# mönchengladbacher hier?



## bugiz (22. Juni 2003)

hi leute,

bin einsteiger in punkto dirt/street(sehnsüchtig auf sein stiffee wartend). hab schon oft in mönchengladbach leute gesehen, die auf richtig krassen maschinen rumfahren.
wo sind die spots? wo kann man leute treffen?

ich hoffe, es meldet sich jemand
bei bikern wird die community doch so groß geschrieben

ansonsten, ride on


----------



## Micki (23. Juni 2003)

Ola! Gehöre zwar nicht zur Dirt-Szene, sehe die Jungs aber sehr oft auf dem Theatervorplatz an der Hindenburgstraße. Fahr doch einfach mal da vorbei.

Gruß
Micki


----------



## MTB-News.de




----------



## Crazy_Bear (31. August 2003)

Yo da hat der Micki recht, wir hängen oft auf dem Theatervorplatz rum. Dann sind wir noch öfters im Stadtwald oder man Findet uns schonmal bei Ralf (Action Sports). Dann giebts hier noch ein zwei andere Spots die ich aber nicht nenen möchte.

Kannst ja einfach mal vorbei fahren.
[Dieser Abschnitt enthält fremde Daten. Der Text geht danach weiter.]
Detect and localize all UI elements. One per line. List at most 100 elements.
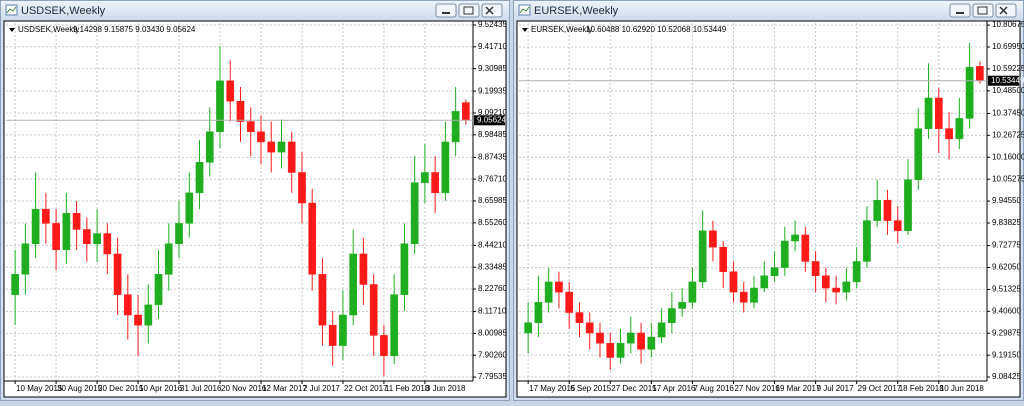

Habe ich auch so gemacht 

und jetzt bin ich mitten drinn stat nur dabei


----------



## Dirt Gott (31. August 2003)

Hey mein Freund wohnt auch in Mönchengladbach und
fährt irgend ein Gutes Marin Fully. trotzdem fährt er allles!!
( Dirt , Street, Freeride usw).


Ich wohn in Neuss ( ist ja ihn der nähe  ) und fahre 
auch haubtsächlich Dirt und Street!! 
Hol mir in ca. 4 Wochen ein neues Dirt Bike .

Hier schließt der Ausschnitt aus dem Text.